Um comentário considerado positivo ao ser destacado na reportagem do evento na intranet corporativa desaponta, mas não surpreende porque é o espelho de um comportamento nocivo que vemos continuar se perpetuando dentro da Cia, o de passar por cima da segurança e dos procedimentos para atingir uma meta ou resultado: “Fazia mil arremessos todos os dias, hoje eu tenho dor no meu ombro, o meu ombro é todo cagado, mas a verdade é que eu gosto de sentir essa dor, essa dor me faz lembrar aquilo que eu fui, e aquilo que eu fui me dá muito orgulho, talvez se eu não tivesse essa dor hoje, eu não estaria aqui para contar a minha história, eu não teria tido tudo que eu conquistei, eu não teria sido campeã do mundo, vice olímpica, etc. tem que doer”. Em uma empresa na qual tantos funcionários têm problemas de saúde ocupacionais é uma afronta tentar afirmar que eles podem ser motivo de orgulho.
Além de estimular o adoecimento como forma de atingir melhores resultados, postura ainda mais doentia é exibida quando, ao ser questionada sobre o que fazer com um colega acomodado, sua resposta imediata foi: “Eu mando embora!”. Em uma Cia que diz estar se preocupando com a saúde mental de seus funcionários, é inadmissível tal perspectiva.

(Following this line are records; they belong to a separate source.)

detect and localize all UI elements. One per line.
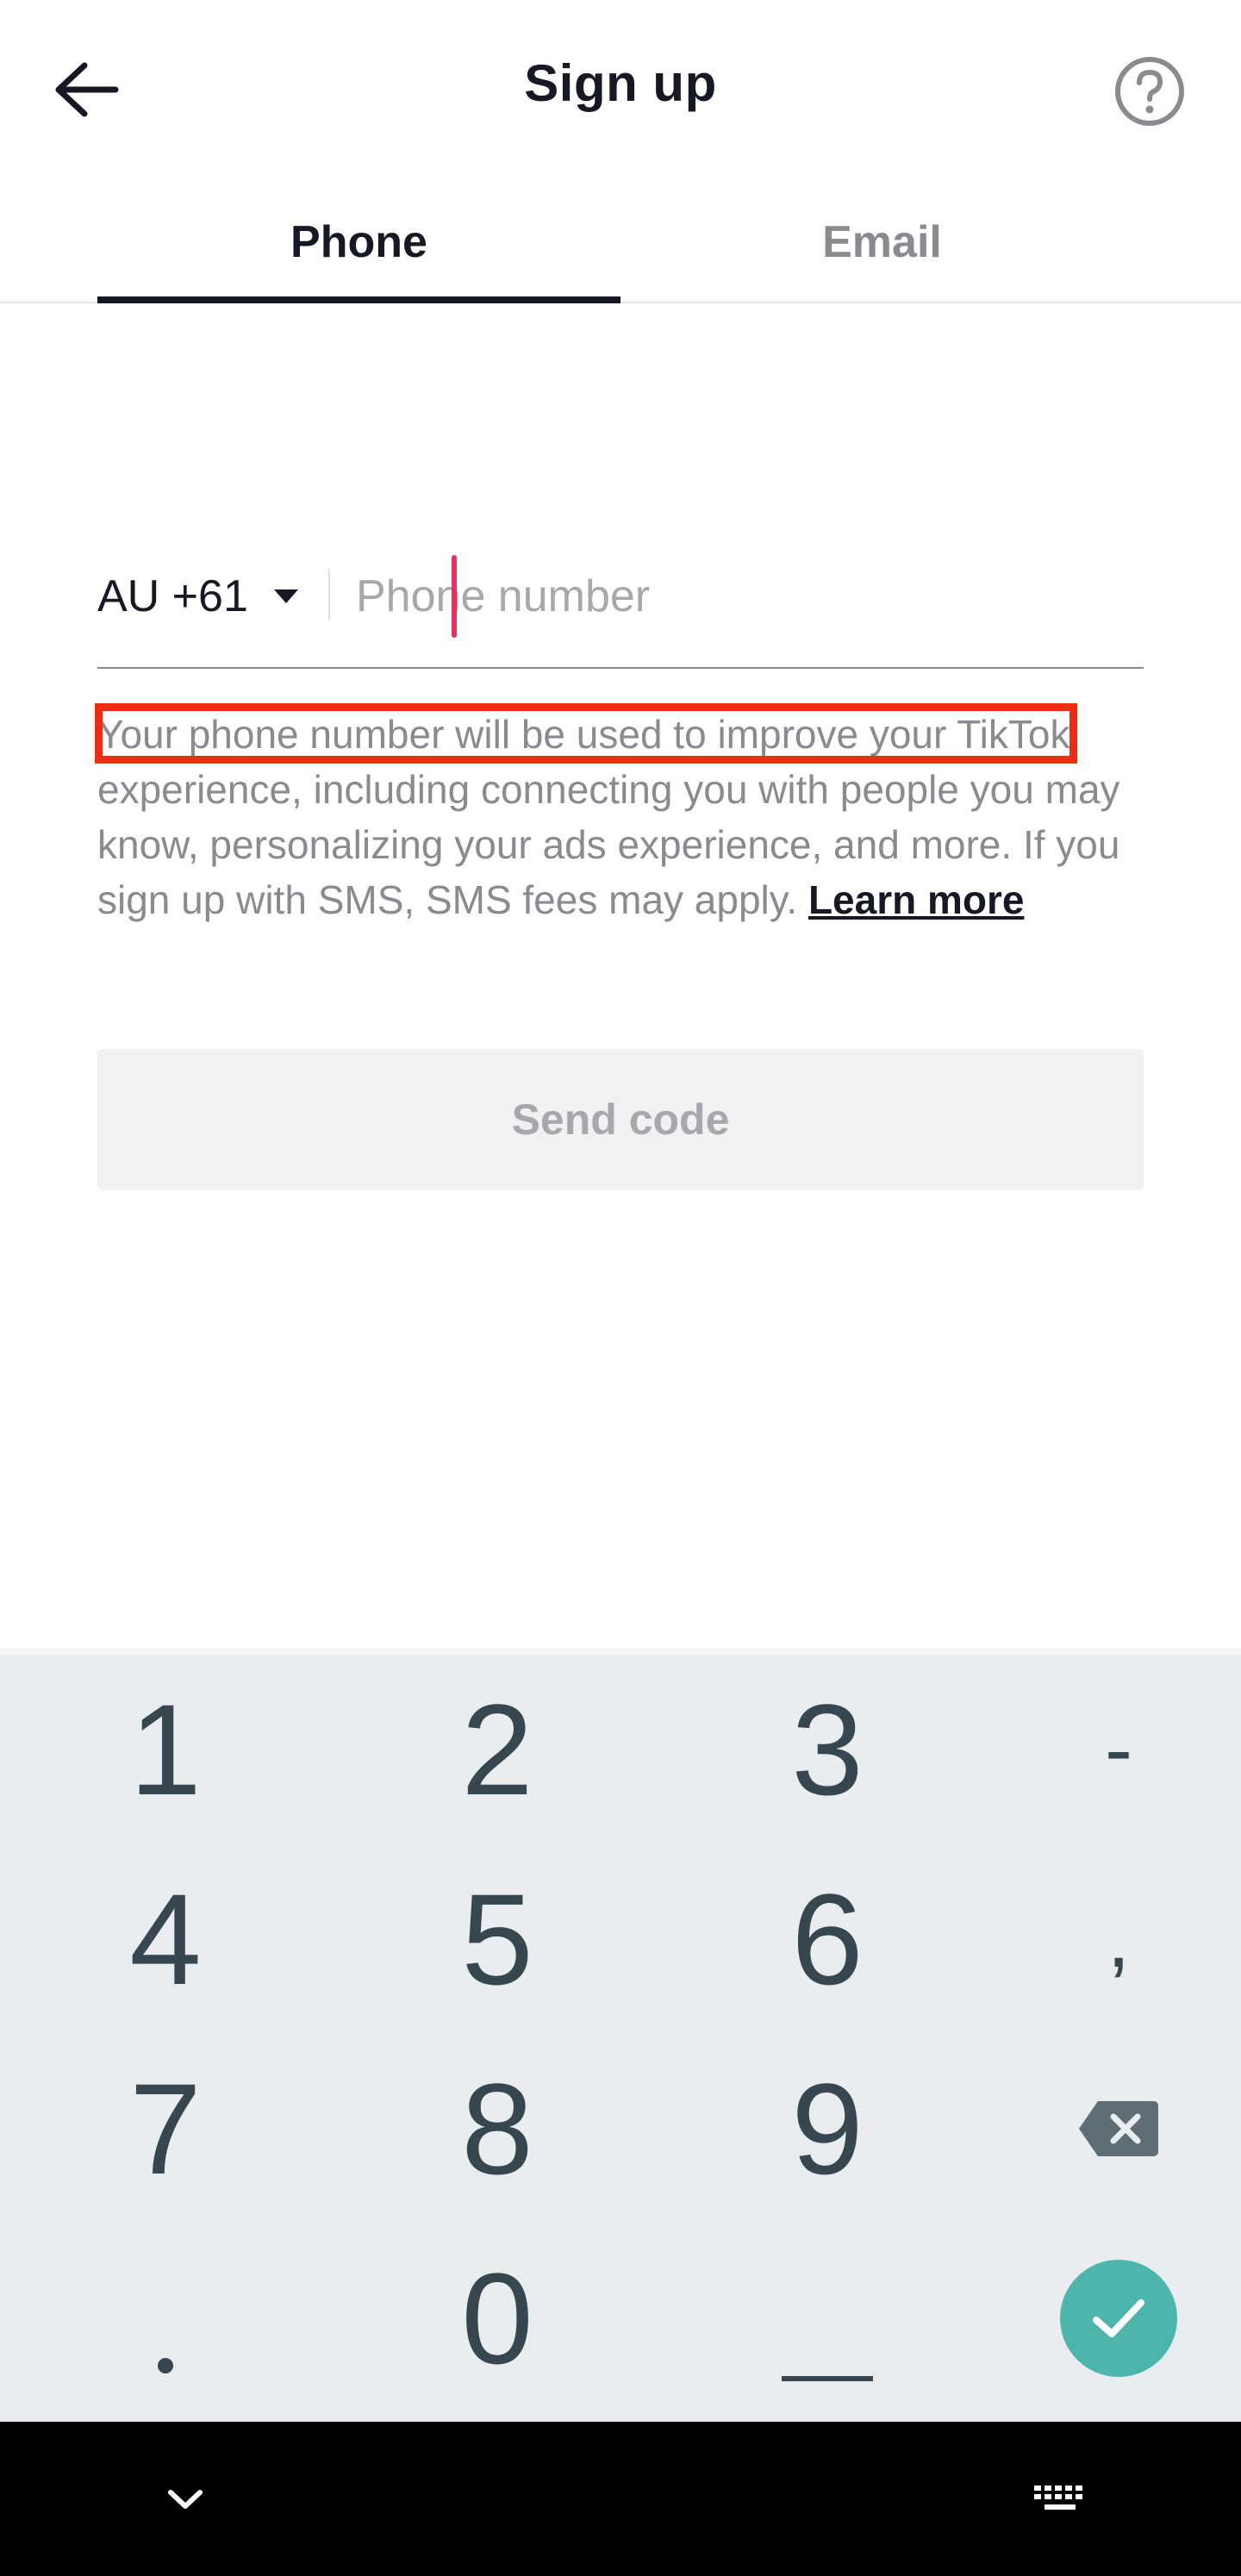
- caret-down-icon: [273, 589, 298, 603]
- key-9[interactable]: 9: [672, 2034, 982, 2224]
- chevron-down-icon: [168, 2490, 203, 2509]
- key-0[interactable]: 0: [342, 2224, 652, 2413]
- system-nav-bar: [0, 2422, 1241, 2576]
- signup-screen: Sign up Phone Email AU +61 Your phone nu…: [0, 0, 1241, 2576]
- key-5[interactable]: 5: [342, 1844, 652, 2034]
- key-2[interactable]: 2: [342, 1655, 652, 1844]
- checkmark-icon: [1093, 2299, 1144, 2337]
- backspace-icon: [1079, 2101, 1158, 2156]
- key-1[interactable]: 1: [10, 1655, 321, 1844]
- help-button[interactable]: [1107, 48, 1193, 134]
- key-6[interactable]: 6: [672, 1844, 982, 2034]
- page-title: Sign up: [524, 54, 717, 112]
- done-button: [1060, 2260, 1177, 2377]
- question-circle-icon: [1115, 57, 1184, 126]
- numeric-keyboard: 1 2 3 - 4 5 6 , 7 8 9 0: [0, 1648, 1241, 2422]
- period-glyph: [158, 2358, 173, 2373]
- key-3[interactable]: 3: [672, 1655, 982, 1844]
- divider: [328, 569, 330, 621]
- key-underscore[interactable]: [672, 2224, 982, 2413]
- phone-number-row: AU +61: [97, 534, 1144, 669]
- key-hyphen[interactable]: -: [963, 1655, 1241, 1844]
- country-code-select[interactable]: AU +61: [97, 553, 313, 639]
- key-period[interactable]: [10, 2224, 321, 2413]
- key-8[interactable]: 8: [342, 2034, 652, 2224]
- active-tab-indicator: [97, 296, 620, 303]
- keyboard-icon: [1034, 2486, 1082, 2510]
- key-7[interactable]: 7: [10, 2034, 321, 2224]
- key-4[interactable]: 4: [10, 1844, 321, 2034]
- phone-usage-notice: Your phone number will be used to improv…: [97, 707, 1157, 927]
- text-cursor: [452, 555, 457, 638]
- keyboard-switch-button[interactable]: [1026, 2465, 1094, 2534]
- country-code-value: AU +61: [97, 571, 248, 621]
- hide-keyboard-button[interactable]: [155, 2468, 215, 2529]
- done-key[interactable]: [963, 2224, 1241, 2413]
- underscore-glyph: [782, 2376, 873, 2381]
- backspace-key[interactable]: [963, 2034, 1241, 2224]
- header: Sign up: [0, 0, 1241, 181]
- tab-phone[interactable]: Phone: [97, 181, 620, 303]
- send-code-button[interactable]: Send code: [97, 1049, 1144, 1190]
- key-comma[interactable]: ,: [963, 1844, 1241, 2034]
- learn-more-link[interactable]: Learn more: [808, 877, 1025, 922]
- phone-number-input[interactable]: [356, 553, 1132, 639]
- signup-method-tabs: Phone Email: [0, 181, 1241, 303]
- tab-email[interactable]: Email: [620, 181, 1144, 303]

Por fim, esperamos que a Recap repense o que a motivou a contratar tal palestra e que haja também uma revisão dos ideais que queremos norteando nossas atividades. Essa revisão se estende a toda a Cia, em especial às unidades que receberam a mesma atleta, a REGAP para a SIPAT 2023 e a RPBC para o evento “Regras do Jogo” da Parada de Manutenção do mesmo ano. E que estimulemos que indivíduos sejam vistos como fins em si mesmos, e não como meios para se atingir uma meta, pois desconsiderando a dignidade humana, nenhum trabalho e nem nenhuma parada poderá ter resultados positivos.”